Wales’s capital is considering becoming the latest place to charge motorists to drive into the city centre.
Cardiff City Council said the introduction of a congestion charge would be used to fund improvements to bus services with £1 fares, a new tram network and enhanced regional links.
Council leaders will consider a report on April 27 which aims to tackle air pollution, battle climate change and combat congestion.
A range of road payment schemes will be considered including road user payments, congestion zones, clean air zones and workplace parking charges.
Council leader Huw Thomas said the city’s current transport system “does not work” and that “urgent action is needed” to improve people’s health and their access to public transport.
Road transport is said to be responsible for 40% of carbon emissions in Cardiff, which was the joint highest measured among the UK’s 11 core cities.
More than 9,000 Cardiff residents are registered with chronic obstructive pulmonary disease while 7% of adults and 6% of children aged 10 to 14 have been diagnosed with asthma.
Councillor Thomas said: “We know our residents want action on climate change and they want the air their children and their loved ones breathe to be cleaner.
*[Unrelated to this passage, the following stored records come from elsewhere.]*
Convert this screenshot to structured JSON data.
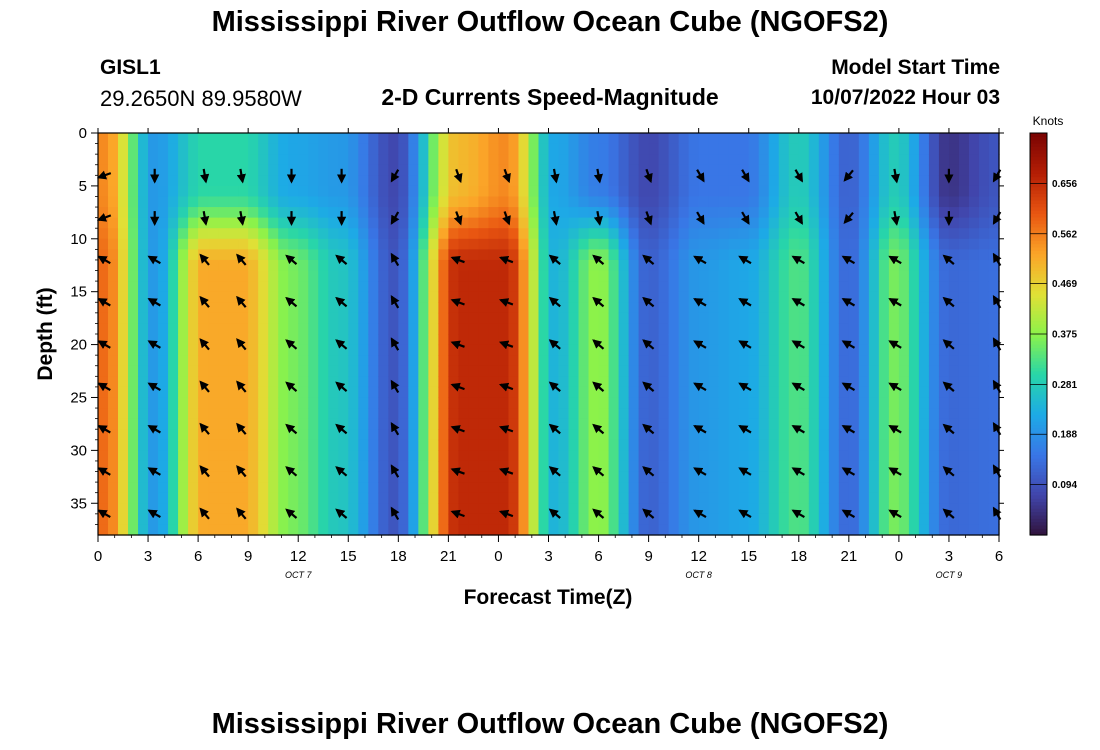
{
  "header": {
    "title": "Mississippi River Outflow Ocean Cube (NGOFS2)",
    "station_id": "GISL1",
    "coordinates": "29.2650N  89.9580W",
    "subtitle": "2-D Currents Speed-Magnitude",
    "model_start_label": "Model Start Time",
    "model_start_value": "10/07/2022 Hour 03"
  },
  "footer": {
    "title": "Mississippi River Outflow Ocean Cube (NGOFS2)"
  },
  "chart_data": {
    "type": "heatmap",
    "title": "2-D Currents Speed-Magnitude",
    "xlabel": "Forecast Time(Z)",
    "ylabel": "Depth (ft)",
    "x_range_hours": [
      0,
      54
    ],
    "x_tick_hours": [
      0,
      3,
      6,
      9,
      12,
      15,
      18,
      21,
      24,
      27,
      30,
      33,
      36,
      39,
      42,
      45,
      48,
      51,
      54
    ],
    "x_tick_labels": [
      "0",
      "3",
      "6",
      "9",
      "12",
      "15",
      "18",
      "21",
      "0",
      "3",
      "6",
      "9",
      "12",
      "15",
      "18",
      "21",
      "0",
      "3",
      "6"
    ],
    "date_labels": [
      {
        "hour": 12,
        "text": "OCT 7"
      },
      {
        "hour": 36,
        "text": "OCT 8"
      },
      {
        "hour": 51,
        "text": "OCT 9"
      }
    ],
    "y_range_ft": [
      0,
      38
    ],
    "y_ticks": [
      0,
      5,
      10,
      15,
      20,
      25,
      30,
      35
    ],
    "colorbar": {
      "label": "Knots",
      "range": [
        0,
        0.75
      ],
      "ticks": [
        0.094,
        0.188,
        0.281,
        0.375,
        0.469,
        0.562,
        0.656
      ],
      "tick_labels": [
        "0.094",
        "0.188",
        "0.281",
        "0.375",
        "0.469",
        "0.562",
        "0.656"
      ]
    },
    "arrow_hours": [
      0.4,
      3.4,
      6.4,
      8.6,
      11.6,
      14.6,
      17.8,
      21.6,
      24.5,
      27.4,
      30.0,
      33.0,
      36.1,
      38.8,
      42.0,
      45.0,
      47.8,
      51.0,
      54.0
    ],
    "arrow_depths_ft": [
      4,
      8,
      12,
      16,
      20,
      24,
      28,
      32,
      36
    ],
    "surface_speed_knots": [
      0.55,
      0.2,
      0.3,
      0.3,
      0.22,
      0.2,
      0.08,
      0.5,
      0.55,
      0.22,
      0.16,
      0.08,
      0.15,
      0.15,
      0.28,
      0.12,
      0.28,
      0.05,
      0.1
    ],
    "deep_speed_knots": [
      0.58,
      0.2,
      0.52,
      0.52,
      0.36,
      0.27,
      0.1,
      0.66,
      0.66,
      0.24,
      0.38,
      0.12,
      0.2,
      0.22,
      0.33,
      0.13,
      0.36,
      0.13,
      0.14
    ],
    "surface_direction_deg": [
      200,
      270,
      280,
      280,
      270,
      270,
      240,
      290,
      290,
      280,
      280,
      290,
      300,
      300,
      300,
      230,
      280,
      270,
      240
    ],
    "deep_direction_deg": [
      150,
      150,
      130,
      130,
      140,
      140,
      120,
      160,
      160,
      140,
      140,
      140,
      150,
      150,
      150,
      150,
      150,
      140,
      120
    ]
  }
}
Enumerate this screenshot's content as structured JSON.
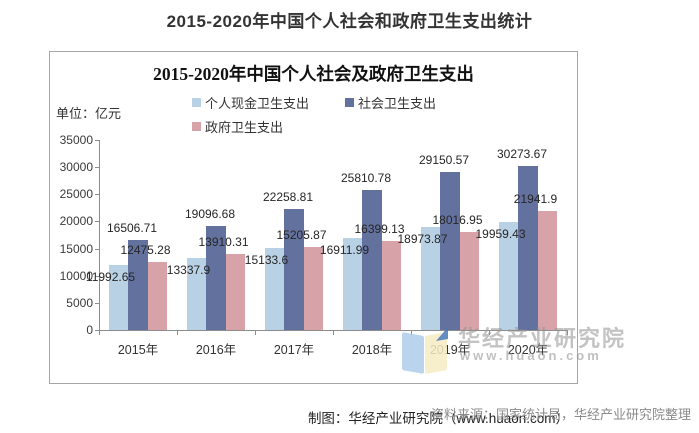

“We know residents want to see electric buses and taxis serve the city, to have new train/tram links and stations, to drive on better maintained roads, with safe cycling and walking routes.
“We know they see the queues of traffic and know the damage this is causing to their health and the environment, while also strangling the city’s economy.
“It’s clear that action is needed if we are going to change the dial on this.”
“The people and communities who rely on public transport are often the worst served by our bus and train services,” he said.
“They are also breathing the dirtiest air and suffering the worst rates of childhood asthma and other illnesses.
“Improving our transport system is essential if we are to connect some of our most disadvantaged communities with the opportunities that are available in the city.
“I understand that there will be those who say that, ‘This is just another tax when the country is facing a cost-of-living crisis’.
“So let me address that head on. The current levels of traffic in Cardiff are costing the average resident hundreds upon hundreds of pounds each year and holding our economy back.
“That’s on top of the environmental and health damage caused by congestion.
“So, it’s imperative that we create a transport system where everyone – in particular our poorest and most disadvantaged communities – can be better connected with the jobs and opportunities we know are available in the city.
“As a result, they are entirely reliant on public transport.
“So the people that are being hit the hardest by the cost-of-living crisis now will be the ones that benefit the most if a scheme is introduced in four of five years’ time, when hopefully we will all face a better economic climate.”
If accepted it could take until 2027 to implement the scheme, the council said.
It said it would seek to have the improvements to transport infrastructure in place before the levy came into effect, and said it was in discussions with the Welsh Government about borrowing funds to pay for the works to be done.
The authority said it would also consult the public on what the levy would be, who would be exempt and who would qualify for discounts.
Councillor Thomas said any scheme brought in would be “low cost” and said: “Fairness will be at the heart of our approach.”
He said it was “inconceivable” that blue badge holders and the economically disadvantaged would have to pay, claiming the authority would find a way to make the scheme “equitable” for all.
He added: “There are so many potential benefits at play here. Reducing carbon emissions will naturally help us tackle air pollution and climate change, but that’s not all.
“We also believe that a payment could help reduce congestion.
“The cost of congestion to the economy in Cardiff was estimated by Inrix to be £109 million in 2019.
“If we can reduce congestion, we can improve everyone’s ability to get where they need to be in the city more quickly.
“This can open up job opportunities for people and labour markets for employers, delivering a positive economic impact across the city.”
The Welsh Conservatives have opposed the idea with shadow transport minister Natasha Asghar MS saying it is “just another way to punish motorists”.